Aponta ainda a capacidade e infraestrutura insuficientes dos sistemas de saúde, incluindo a falta de integração de serviços no nível dos cuidados primários, e a falta de capacidade para fornecer estes cuidados de saúde nesta área e garantir a sua continuidade.
A OMS indica igualmente que a investigação está direcionada para mercados ricos, “negligenciando as necessidades de saúde pública de países pobres, que representam 80% do fardo da diabetes”.
“O cenário de preços também é desigual e revela falta de transparência na forma como estes são definidos”, acrescenta o documento, exemplificando que ”as insulinas biossimilares (versões essencialmente genéricas) podem ser mais de 25% mais baratas do que o produto original, mas muitos países, incluindo os mais pobres, não estão a beneficiar dessa potencial poupança”.
O documento sugere várias ações para melhorar o acesso às insulinas e produtos relacionados: intensificar do estímulo à produção e fornecimento de insulina humana e diversificar a base de produção de insulinas análogas biossimilares para criar concorrência e reduzir preços.
Propõe ainda melhorar a acessibilidade, regulando preços e melhorando a transparência na forma como são definidos, promover a capacidade de produção local em regiões mal servidas e garantir que um maior acesso à insulina seja acompanhado por um diagnóstico imediato e acesso a dispositivos acessíveis para monitorar o açúcar no sangue e injetar insulina.

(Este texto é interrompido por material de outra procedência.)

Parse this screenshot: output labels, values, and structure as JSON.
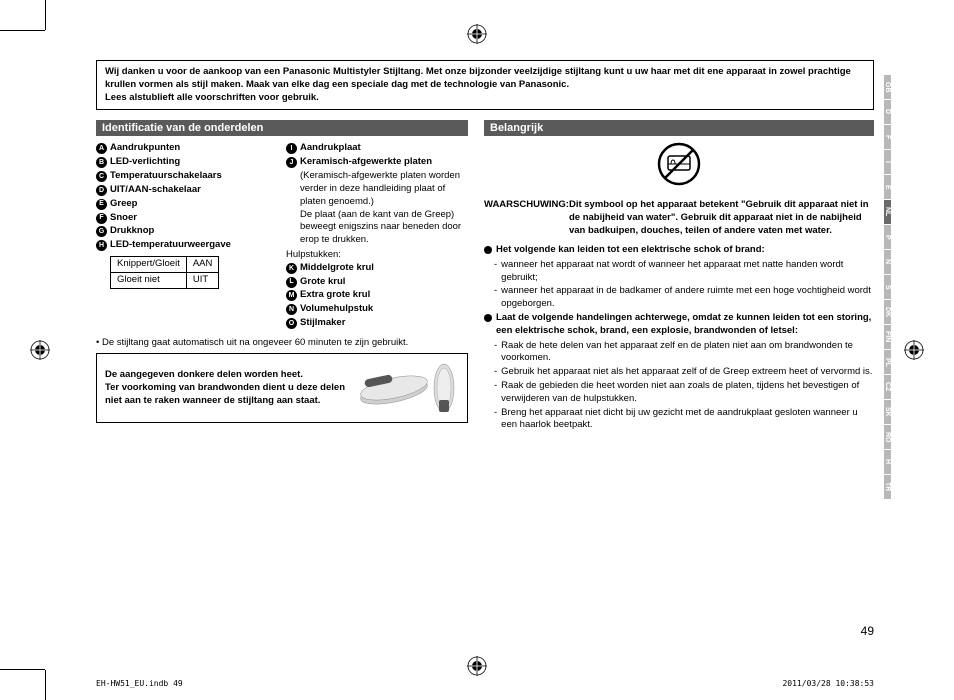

O relatório aconselha ainda o uso dos recursos de saúde “com sabedoria”, selecionando a insulina humana sempre que possível e alocando fundos adequados para fornecer um serviço completo de cuidados de saúde a este nível.

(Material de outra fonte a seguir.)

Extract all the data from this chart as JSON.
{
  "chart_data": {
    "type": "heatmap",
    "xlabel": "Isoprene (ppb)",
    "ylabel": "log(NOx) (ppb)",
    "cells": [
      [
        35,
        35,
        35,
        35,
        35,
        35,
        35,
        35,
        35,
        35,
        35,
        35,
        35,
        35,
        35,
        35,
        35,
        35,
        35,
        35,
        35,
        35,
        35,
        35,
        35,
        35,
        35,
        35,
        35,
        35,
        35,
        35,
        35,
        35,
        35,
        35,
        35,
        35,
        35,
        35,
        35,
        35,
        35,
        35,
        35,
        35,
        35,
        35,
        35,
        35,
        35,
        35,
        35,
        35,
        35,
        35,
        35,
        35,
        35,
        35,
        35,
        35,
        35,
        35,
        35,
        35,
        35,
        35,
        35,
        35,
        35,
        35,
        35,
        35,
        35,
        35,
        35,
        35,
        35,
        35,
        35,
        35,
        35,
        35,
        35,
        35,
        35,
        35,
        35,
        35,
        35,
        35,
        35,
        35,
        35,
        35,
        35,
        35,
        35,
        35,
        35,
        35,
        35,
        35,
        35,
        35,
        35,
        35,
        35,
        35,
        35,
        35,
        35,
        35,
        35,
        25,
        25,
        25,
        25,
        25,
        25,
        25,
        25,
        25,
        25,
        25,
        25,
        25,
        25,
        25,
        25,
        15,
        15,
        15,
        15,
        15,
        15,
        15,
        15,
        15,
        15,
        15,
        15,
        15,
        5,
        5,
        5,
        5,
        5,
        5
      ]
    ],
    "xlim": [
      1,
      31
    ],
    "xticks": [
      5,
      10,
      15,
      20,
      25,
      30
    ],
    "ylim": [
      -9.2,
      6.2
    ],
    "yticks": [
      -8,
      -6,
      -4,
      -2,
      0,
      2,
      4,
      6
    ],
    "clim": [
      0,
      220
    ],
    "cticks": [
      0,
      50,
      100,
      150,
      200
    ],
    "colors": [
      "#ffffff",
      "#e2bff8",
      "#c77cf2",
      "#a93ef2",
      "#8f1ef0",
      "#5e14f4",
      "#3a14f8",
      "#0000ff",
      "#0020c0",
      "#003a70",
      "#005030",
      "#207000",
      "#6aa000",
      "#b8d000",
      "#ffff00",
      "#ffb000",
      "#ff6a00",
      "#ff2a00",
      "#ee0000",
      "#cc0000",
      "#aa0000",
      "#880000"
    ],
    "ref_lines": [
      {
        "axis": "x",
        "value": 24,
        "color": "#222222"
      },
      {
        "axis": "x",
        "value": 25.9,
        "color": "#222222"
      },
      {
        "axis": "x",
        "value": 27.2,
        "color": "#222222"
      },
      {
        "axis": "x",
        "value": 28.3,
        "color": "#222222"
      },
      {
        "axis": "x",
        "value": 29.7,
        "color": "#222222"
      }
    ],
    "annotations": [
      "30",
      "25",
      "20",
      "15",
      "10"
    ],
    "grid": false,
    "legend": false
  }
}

A OMS diz ter intensificado os esforços para abordar algumas das barreiras à disponibilidade de insulina e medicamentos relacionados e tecnologias de saúde, designadamente através de diálogos com associações comerciais e fabricantes desses produtos.
E acrescenta que, após o primeiro diálogo, a indústria se comprometeu com uma série de ações, entre elas o desenvolvimento de um plano para melhorar o acesso aos biossimilares de insulina, a participação no programa de pré-qualificação da OMS para insulina, medidores de glicose, tiras de teste e ferramentas de diagnóstico, assim como a participação em contratos internacionais / ONU agrupados ou mecanismos de procura conjunta.
Comprometeu-se ainda a enviar dados de termoestabilidade da insulina à OMS e a participar no mecanismo de relatório que a organização usará para registar e publicar contribuições da indústria farmacêutica e de tecnologias em saúde.
A OMS considera igualmente que a expansão do programa de pré-qualificação da organização para incluir dispositivos de monitorização de glicose, tiras de teste e ferramentas de diagnóstico, assim como a inclusão de formas adicionais de insulina e outros medicamentos para diabetes na atualização das Listas Modelo de Medicamentos Essenciais da OMS, devem levar a um melhor acesso em países onde a procura não tem sido correspondida.
Os esforços para aumentar o acesso a medicamentos para diabetes que salvam vidas são apenas uma das linhas de trabalho do Global Diabetes Compact, lançado em abril de 2021.
Este grupo reúne governos nacionais, organizações da ONU, organizações não governamentais, entidades do setor privado, instituições académicas, fundações filantrópicas, pessoas que vivem com diabetes e doadores internacionais para trabalhar por um mundo onde todas as pessoas em risco de diabetes ou que vivem com diabetes possam ter acesso aos cuidados de que precisam.